# When To Many Needs Collide



## smoke665 (Mar 9, 2022)

Looks like my photography spending took a serious hit today. Had to replace my old trailer with a 20' car hauler for an upcoming project. 😏


----------



## vintagesnaps (Mar 9, 2022)

What a shame, you had to buy yourself a new trailer! But then, less money for photography... Reminds me of the trailer the guy uses who cuts my grass, not that long but similar style. Have fun hauling stuff!!


----------



## smoke665 (Mar 10, 2022)

@vintagesnaps It will likely get used more than my cameras at least in the short term. We bought some recreational property last year about 30 mile from us. In the process of remodeling and landscaping will be hauling equipment and materials.
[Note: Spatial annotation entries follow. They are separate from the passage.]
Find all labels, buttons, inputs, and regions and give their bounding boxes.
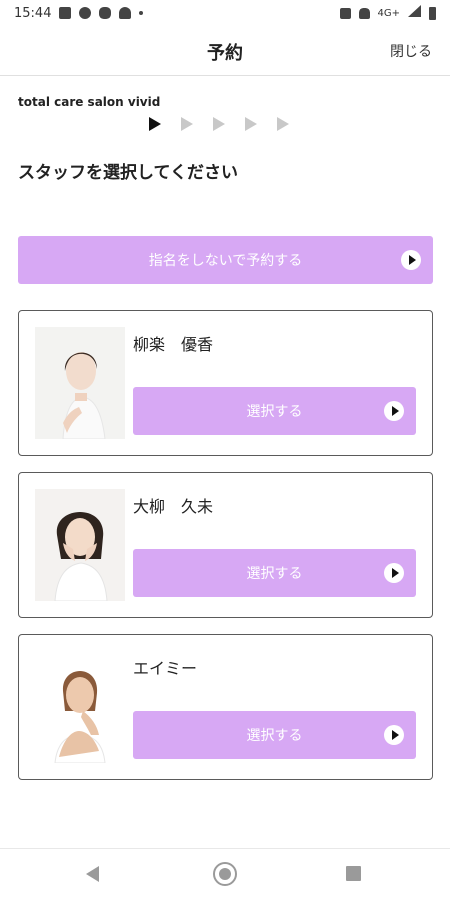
step-4-icon	[245, 117, 257, 131]
select-button-label: 選択する	[246, 404, 303, 420]
select-button-label: 選択する	[246, 728, 303, 744]
book-without-nomination-label: 指名をしないで予約する	[148, 253, 303, 269]
status-bar: 15:44 4G+	[0, 0, 450, 26]
step-1-active-icon	[149, 117, 161, 131]
step-5-icon	[277, 117, 289, 131]
staff-card: 大柳 久未 選択する	[18, 472, 433, 618]
home-icon[interactable]	[213, 862, 237, 886]
select-staff-button[interactable]: 選択する	[133, 549, 416, 597]
arrow-right-circle-icon	[384, 563, 404, 583]
staff-card: エイミー 選択する	[18, 634, 433, 780]
line-icon	[99, 7, 112, 19]
select-staff-button[interactable]: 選択する	[133, 711, 416, 759]
staff-photo	[35, 489, 125, 601]
person-icon	[119, 7, 132, 19]
status-left: 15:44	[14, 5, 144, 21]
mute-icon	[339, 7, 351, 19]
step-2-icon	[181, 117, 193, 131]
select-staff-button[interactable]: 選択する	[133, 387, 416, 435]
staff-name: 柳楽 優香	[133, 335, 214, 354]
arrow-right-circle-icon	[384, 725, 404, 745]
reservation-screen: 15:44 4G+ 予約 閉じる total care salon vivid …	[0, 0, 450, 900]
messenger-icon	[79, 7, 92, 19]
staff-name: エイミー	[133, 659, 198, 678]
arrow-right-circle-icon	[384, 401, 404, 421]
arrow-right-circle-icon	[401, 250, 421, 270]
system-nav-bar	[0, 848, 450, 900]
signal-icon	[408, 5, 421, 21]
book-without-nomination-button[interactable]: 指名をしないで予約する	[18, 236, 433, 284]
instruction-text: スタッフを選択してください	[18, 163, 238, 183]
close-button[interactable]: 閉じる	[390, 41, 432, 61]
staff-card: 柳楽 優香 選択する	[18, 310, 433, 456]
status-right: 4G+	[339, 5, 436, 21]
staff-name: 大柳 久未	[133, 497, 214, 516]
bell-off-icon	[358, 7, 370, 19]
app-header: 予約 閉じる	[0, 26, 450, 76]
salon-name: total care salon vivid	[18, 95, 161, 109]
select-button-label: 選択する	[246, 566, 303, 582]
staff-photo	[35, 327, 125, 439]
page-title: 予約	[207, 43, 243, 64]
battery-icon	[429, 6, 436, 20]
photo-icon	[59, 7, 72, 19]
recents-icon[interactable]	[346, 866, 361, 881]
step-3-icon	[213, 117, 225, 131]
back-icon[interactable]	[86, 866, 99, 882]
step-indicator	[149, 117, 289, 131]
dot-icon	[139, 11, 144, 15]
status-time: 15:44	[14, 5, 52, 21]
network-label: 4G+	[377, 7, 401, 19]
staff-photo	[35, 651, 125, 763]
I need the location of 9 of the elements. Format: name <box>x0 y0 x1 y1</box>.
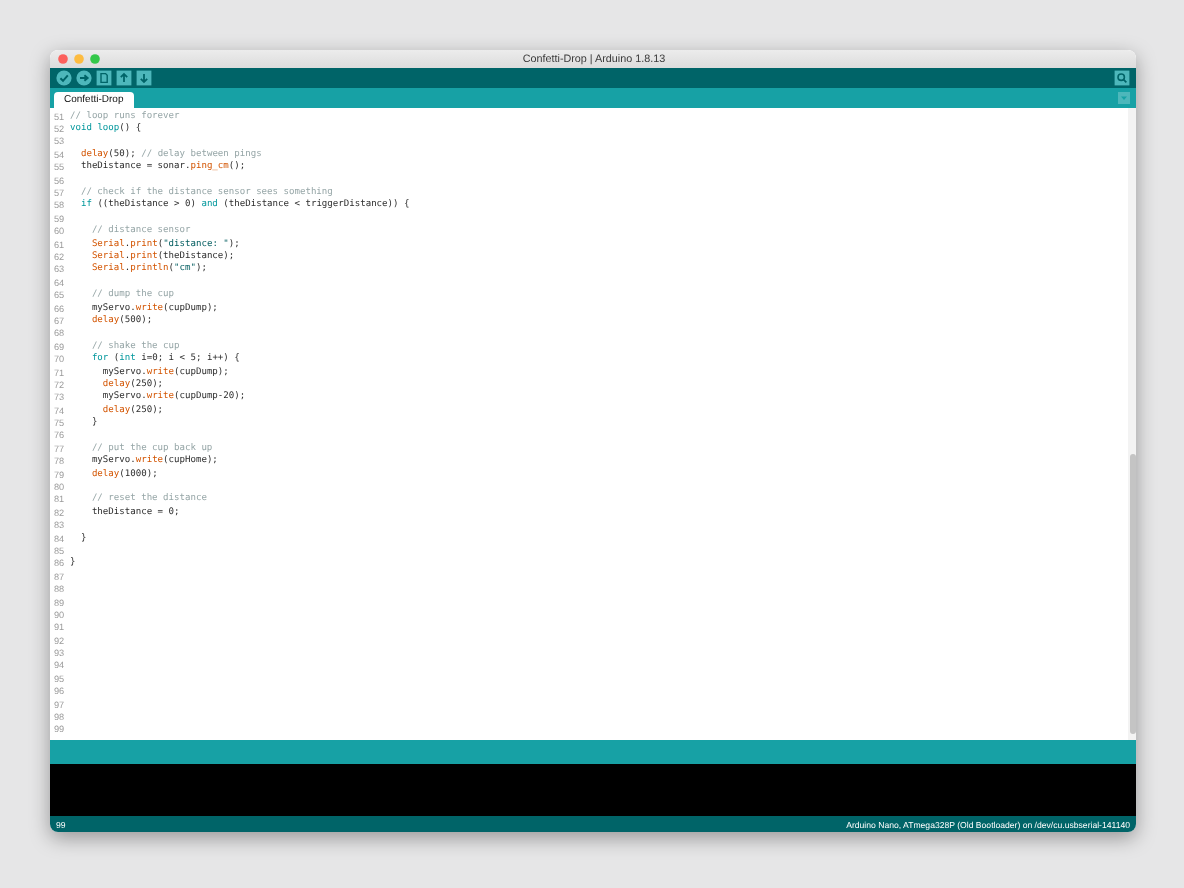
save-icon[interactable] <box>136 70 152 86</box>
new-file-icon[interactable] <box>96 70 112 86</box>
scrollbar-thumb[interactable] <box>1129 454 1135 734</box>
verify-icon[interactable] <box>56 70 72 86</box>
upload-icon[interactable] <box>76 70 92 86</box>
close-button[interactable] <box>58 54 68 64</box>
zoom-button[interactable] <box>90 54 100 64</box>
open-icon[interactable] <box>116 70 132 86</box>
search-icon[interactable] <box>1114 70 1130 86</box>
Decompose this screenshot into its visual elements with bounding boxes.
Also have a couple hundred pine logs to go to the mill, finding someone to do small lot timber harvesting is virtually impossible anymore.


----------



## TreeofLifeStairs (Mar 10, 2022)

smoke665 said:


> @vintagesnaps It will likely get used more than my cameras at least in the short term. We bought some recreational property last year about 30 mile from us. In the process of remodeling and landscaping will be hauling equipment and materials. Also have a couple hundred pine logs to go to the mill, finding someone to do small lot timber harvesting is virtually impossible anymore.


Maybe if it was walnut instead of pine.


----------



## smoke665 (Mar 11, 2022)

TreeofLifeStairs said:


> Maybe if it was walnut instead of pine.



The walnut, cherry, oak, pecan, poplar, etc are for my private use. I keep a stash air drying in the barn, though other time demands has prevented me from building much furniture of late.


----------